ALBANY, N.Y. (AP) — Landowners hoping to sign leases with natural gas drillers say New York’s proposed regulations put some land off-limits to drilling for no logical reason, under the guise of protecting water supplies.
The Joint Landowners Coalition of New York said in comments submitted to state regulators a day before Wednesday’s deadline that the proposed 4,000-foot buffer around New York City’s watershed extends to land on the other side of ridgelines where the water flows away from the city’s watershed.
The group also said the regulations are weaker than their leases in some respects. While the Department of Environmental Conservation would allow open pits for storage of some fluids used in the drilling process, the coalition’s leases would ban open pits and require steel tanks instead.

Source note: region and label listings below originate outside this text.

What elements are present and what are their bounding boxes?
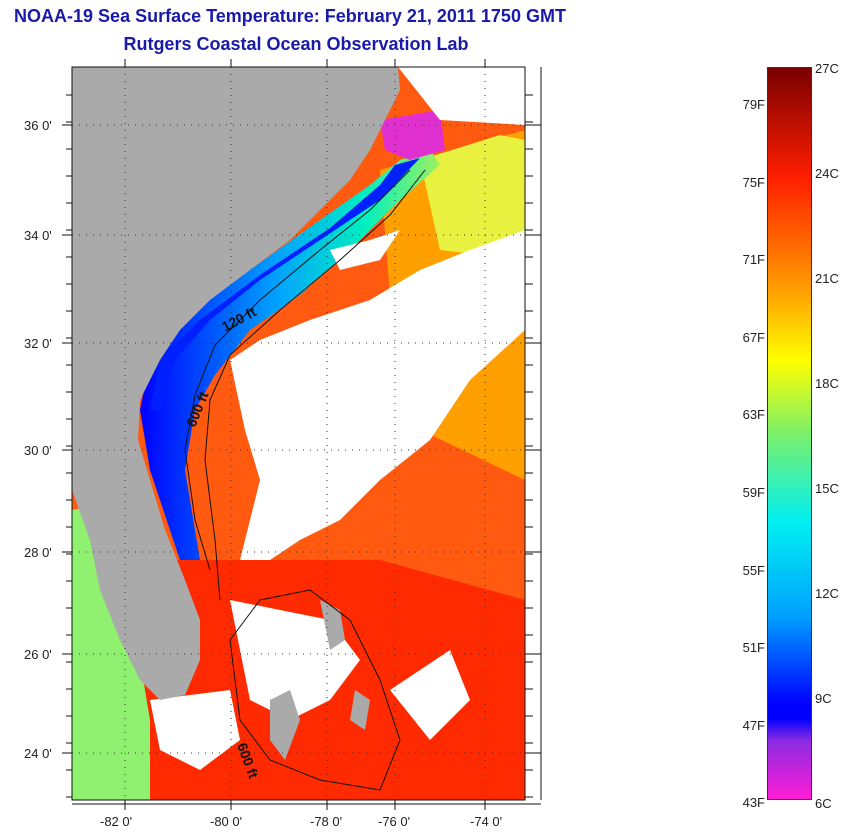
colorbar-f-67: 67F <box>742 330 765 345</box>
colorbar-c-18: 18C <box>815 376 839 391</box>
colorbar-c-6: 6C <box>815 796 832 811</box>
colorbar-f-71: 71F <box>742 252 765 267</box>
coastal-cold-band <box>140 150 440 560</box>
pamlico-sound-pink <box>380 110 445 160</box>
colorbar-c-15: 15C <box>815 481 839 496</box>
cloud-patch-4 <box>390 650 470 740</box>
colorbar-c-24: 24C <box>815 166 839 181</box>
map-frame <box>62 59 542 810</box>
lon-label-74: -74 0' <box>470 814 503 829</box>
isobath-bahamas <box>229 589 401 791</box>
colorbar-f-79: 79F <box>742 97 765 112</box>
colorbar-c-9: 9C <box>815 691 832 706</box>
colorbar-c-12: 12C <box>815 586 839 601</box>
colorbar-f-59: 59F <box>742 485 765 500</box>
land-bahamas-2 <box>320 600 345 650</box>
colorbar-f-51: 51F <box>742 640 765 655</box>
lat-label-32: 32 0' <box>24 336 52 351</box>
isobath-600ft <box>204 169 426 601</box>
lat-label-24: 24 0' <box>24 746 52 761</box>
land-southeast-us <box>72 67 400 700</box>
colorbar-c-21: 21C <box>815 271 839 286</box>
lon-label-76: -76 0' <box>378 814 411 829</box>
gulf-green-region <box>72 505 150 800</box>
lat-label-26: 26 0' <box>24 647 52 662</box>
cloud-patch-3 <box>330 230 400 270</box>
yellow-ocean-north <box>420 135 525 260</box>
map-border <box>71 66 526 801</box>
colorbar-c-27: 27C <box>815 61 839 76</box>
lat-label-34: 34 0' <box>24 228 52 243</box>
colorbar-f-43: 43F <box>742 795 765 810</box>
lon-label-78: -78 0' <box>310 814 343 829</box>
lat-label-28: 28 0' <box>24 545 52 560</box>
coastal-cold-inner <box>150 158 420 410</box>
land-bahamas-3 <box>350 690 370 730</box>
colorbar-f-55: 55F <box>742 563 765 578</box>
land-bahamas-1 <box>270 690 300 760</box>
lon-label-82: -82 0' <box>100 814 133 829</box>
lat-label-30: 30 0' <box>24 443 52 458</box>
colorbar-f-47: 47F <box>742 718 765 733</box>
cloud-band-main <box>230 230 525 560</box>
isobath-120ft <box>184 169 411 571</box>
temperature-colorbar <box>767 67 812 800</box>
lat-label-36: 36 0' <box>24 118 52 133</box>
colorbar-f-75: 75F <box>742 175 765 190</box>
map-title: NOAA-19 Sea Surface Temperature: Februar… <box>14 6 566 26</box>
cloud-top-right <box>398 67 525 125</box>
lon-label-80: -80 0' <box>210 814 243 829</box>
colorbar-f-63: 63F <box>742 407 765 422</box>
map-subtitle: Rutgers Coastal Ocean Observation Lab <box>123 34 469 54</box>
cloud-patch-2 <box>150 690 240 770</box>
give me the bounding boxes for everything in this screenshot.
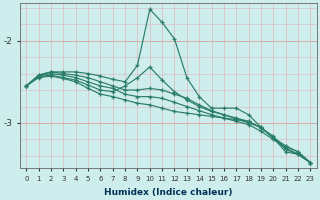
X-axis label: Humidex (Indice chaleur): Humidex (Indice chaleur) xyxy=(104,188,233,197)
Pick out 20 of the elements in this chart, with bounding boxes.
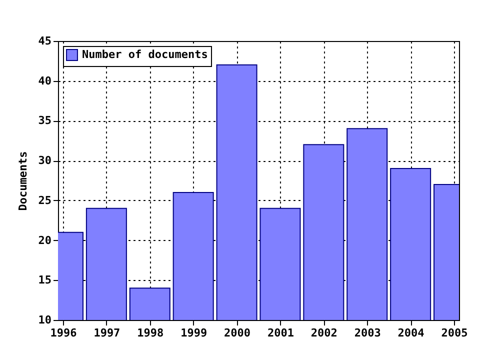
x-tick-label: 2002 xyxy=(310,326,338,340)
x-tick-label: 1997 xyxy=(94,326,120,340)
x-tick-label: 2000 xyxy=(224,326,251,340)
y-tick-label: 35 xyxy=(38,114,52,128)
y-tick-label: 30 xyxy=(38,154,52,168)
x-tick-label: 1996 xyxy=(50,326,78,340)
legend-label: Number of documents xyxy=(82,48,208,61)
y-axis-title: Documents xyxy=(16,151,30,211)
x-tick-label: 2004 xyxy=(398,326,425,340)
x-tick-label: 1999 xyxy=(180,326,208,340)
x-tick-label: 2005 xyxy=(441,326,468,340)
y-tick-label: 25 xyxy=(38,194,52,207)
x-tick-label: 2001 xyxy=(267,326,294,340)
y-tick-label: 40 xyxy=(38,74,52,88)
y-tick-label: 10 xyxy=(38,314,52,326)
x-tick-label: 1998 xyxy=(137,326,164,340)
x-tick-label: 2003 xyxy=(354,326,381,340)
y-tick-label: 20 xyxy=(38,234,52,247)
y-tick-label: 45 xyxy=(38,34,52,48)
y-tick-label: 15 xyxy=(38,274,52,287)
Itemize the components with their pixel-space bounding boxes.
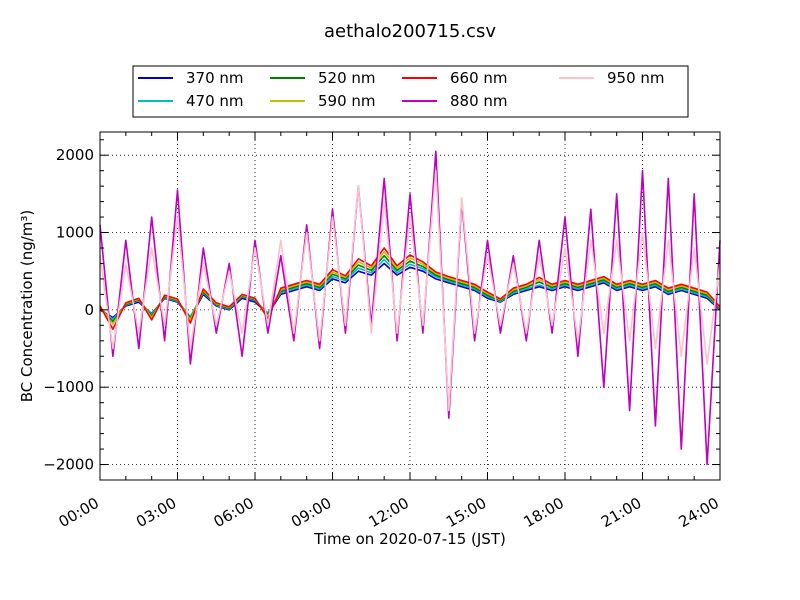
legend-label: 520 nm [318, 69, 376, 87]
grid [99, 132, 721, 480]
legend-item-520-nm: 520 nm [270, 69, 376, 87]
legend-item-590-nm: 590 nm [270, 92, 376, 110]
y-tick-label: 0 [84, 301, 94, 319]
x-tick-label: 15:00 [443, 494, 489, 531]
legend-label: 880 nm [450, 92, 508, 110]
x-tick-label: 00:00 [56, 494, 102, 531]
legend-item-950-nm: 950 nm [559, 69, 665, 87]
y-tick-label: 1000 [56, 224, 94, 242]
legend-label: 370 nm [186, 69, 244, 87]
y-axis-label: BC Concentration (ng/m³) [18, 210, 36, 403]
legend-box [132, 65, 689, 118]
legend-item-880-nm: 880 nm [402, 92, 508, 110]
legend-label: 590 nm [318, 92, 376, 110]
chart-title: aethalo200715.csv [324, 21, 496, 42]
x-tick-label: 24:00 [676, 494, 722, 531]
y-tick-label: −2000 [43, 456, 94, 474]
y-tick-label: −1000 [43, 378, 94, 396]
x-tick-label: 06:00 [211, 494, 257, 531]
plot-area [100, 132, 720, 480]
legend-label: 470 nm [186, 92, 244, 110]
x-tick-label: 09:00 [288, 494, 334, 531]
x-tick-label: 21:00 [598, 494, 644, 531]
legend-item-370-nm: 370 nm [138, 69, 244, 87]
x-tick-label: 12:00 [366, 494, 412, 531]
legend-item-660-nm: 660 nm [402, 69, 508, 87]
x-tick-label: 18:00 [521, 494, 567, 531]
series-line-880-nm [99, 150, 721, 466]
series-group [99, 150, 721, 466]
series-line-660-nm [99, 247, 721, 331]
legend: 370 nm 470 nm 520 nm 590 nm 660 nm 880 nm 950 … [132, 65, 689, 118]
legend-label: 950 nm [607, 69, 665, 87]
legend-label: 660 nm [450, 69, 508, 87]
x-tick-label: 03:00 [133, 494, 179, 531]
legend-item-470-nm: 470 nm [138, 92, 244, 110]
y-tick-label: 2000 [56, 146, 94, 164]
series-line-950-nm [99, 169, 721, 412]
x-axis-label: Time on 2020-07-15 (JST) [313, 530, 506, 548]
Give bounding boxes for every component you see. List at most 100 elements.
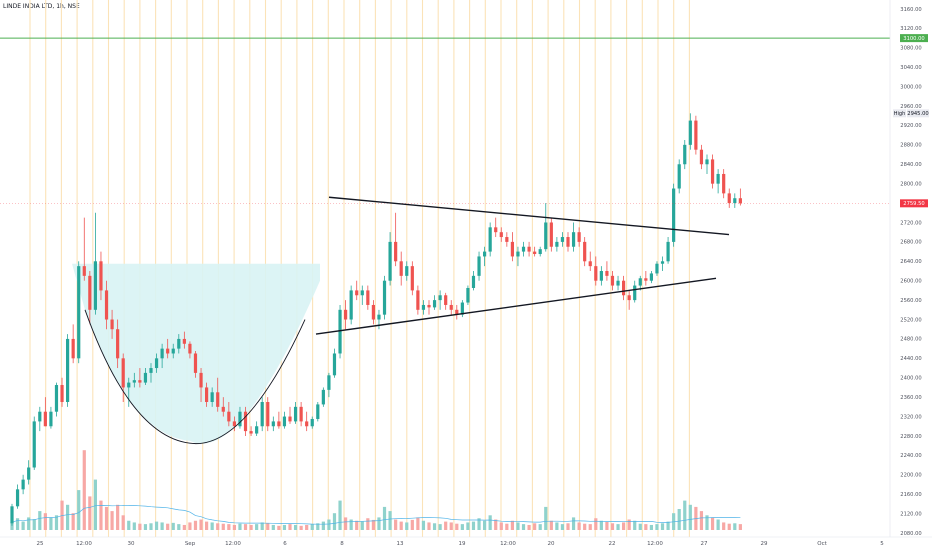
current-price-tag: 2759.50	[903, 201, 924, 207]
price-tick-label: 2800.00	[900, 181, 921, 187]
volume-bar	[644, 524, 648, 530]
price-tick-label: 2960.00	[900, 104, 921, 110]
volume-bar	[399, 521, 403, 530]
volume-bar	[727, 523, 731, 530]
candle-body	[277, 421, 281, 427]
time-tick-label: Oct	[817, 541, 827, 547]
price-tick-label: 3040.00	[900, 65, 921, 71]
candle-body	[160, 348, 164, 359]
candle-body	[627, 295, 631, 301]
volume-bar	[555, 522, 559, 530]
candle-body	[488, 227, 492, 252]
volume-bar	[633, 520, 637, 530]
volume-bar	[688, 504, 692, 530]
candle-body	[516, 251, 520, 257]
candle-body	[60, 385, 64, 402]
volume-bar	[66, 504, 70, 530]
resistance-price-tag-bg	[900, 34, 928, 43]
volume-bar	[182, 524, 186, 530]
candle-body	[549, 222, 553, 247]
candle-body	[577, 232, 581, 242]
time-tick-label: 27	[701, 541, 708, 547]
candle-body	[610, 275, 615, 286]
candle-body	[533, 251, 537, 255]
price-tick-label: 2440.00	[900, 356, 921, 362]
time-tick-label: 12:00	[76, 541, 92, 547]
volume-bar	[10, 522, 14, 530]
volume-bar	[238, 523, 242, 530]
volume-bar	[649, 524, 653, 530]
candle-body	[310, 418, 314, 427]
volume-bar	[377, 517, 381, 530]
candle-body	[27, 467, 31, 480]
candle-body	[538, 249, 542, 255]
volume-bar	[510, 520, 514, 530]
upper-trendline	[328, 196, 730, 236]
volume-bar	[355, 520, 359, 530]
candle-body	[355, 290, 359, 296]
candle-body	[21, 479, 25, 490]
volume-bar	[638, 523, 642, 530]
volume-bar	[266, 523, 270, 530]
volume-bar	[260, 522, 264, 530]
candle-body	[154, 358, 159, 369]
candle-body	[344, 309, 348, 320]
candle-body	[633, 285, 637, 301]
candle-body	[127, 382, 131, 388]
volume-bar	[371, 519, 375, 530]
candle-body	[132, 380, 136, 383]
candle-body	[710, 159, 715, 184]
candle-body	[216, 392, 220, 407]
volume-bar	[427, 522, 431, 530]
candle-body	[327, 375, 331, 390]
candle-body	[299, 406, 303, 422]
volume-bar	[199, 519, 203, 530]
volume-bar	[138, 523, 142, 530]
candle-body	[71, 338, 75, 359]
candle-body	[10, 506, 14, 524]
volume-bar	[21, 521, 25, 530]
volume-bar	[494, 519, 498, 530]
volume-bar	[516, 522, 520, 530]
volume-bar	[410, 519, 414, 530]
candle-body	[672, 188, 676, 242]
time-tick-label: Sep	[185, 541, 196, 547]
candle-body	[510, 241, 514, 257]
volume-bar	[722, 522, 726, 530]
candles	[10, 113, 742, 526]
time-tick-label: 30	[128, 541, 135, 547]
volume-bar	[221, 523, 225, 530]
high-tag-label: High	[894, 111, 906, 117]
time-tick-label: 5	[880, 541, 884, 547]
price-tick-label: 2640.00	[900, 259, 921, 265]
candle-body	[166, 348, 170, 354]
candle-body	[143, 372, 148, 383]
volume-bar	[27, 517, 31, 530]
price-tick-label: 2480.00	[900, 337, 921, 343]
candle-body	[238, 411, 242, 427]
candle-body	[188, 343, 192, 354]
volume-bar	[344, 517, 348, 530]
candle-body	[149, 368, 153, 373]
candle-body	[544, 222, 548, 250]
volume-bar	[588, 524, 592, 530]
volume-bar	[127, 520, 131, 530]
volume-bar	[683, 500, 687, 530]
volume-bar	[299, 525, 303, 530]
candle-body	[210, 392, 214, 402]
price-tick-label: 2200.00	[900, 473, 921, 479]
candle-body	[371, 304, 375, 320]
candle-body	[182, 338, 186, 344]
price-tick-label: 3000.00	[900, 84, 921, 90]
volume-bar	[438, 524, 442, 530]
volume-bar	[666, 521, 670, 530]
price-tick-label: 2120.00	[900, 511, 921, 517]
candle-body	[438, 295, 442, 301]
resistance-price-tag: 3100.00	[903, 36, 924, 42]
volume-bar	[160, 522, 164, 530]
candle-body	[366, 290, 370, 305]
volume-bar	[43, 513, 47, 530]
volume-bar	[655, 524, 659, 530]
volume-bar	[305, 524, 309, 530]
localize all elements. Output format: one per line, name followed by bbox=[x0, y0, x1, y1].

“We formed organizations to do the research, hire the experts, and find the most environmentally safe way it can be done,” coalition president Dan Fitzsimmons said Wednesday. “We want to protect our land. Gas companies don’t always have the best record.”
Meanwhile, a group of state Senate Democrats joined anti-fracking organizations in Manhattan on Wednesday to again call on Gov. Andrew Cuomo to withdraw the proposed guidelines and regulations. They urged legislators to pass a bill banning fracking, which stimulates gas production by injecting wells with chemical-laced water at high pressure. They claim it threatens water supplies.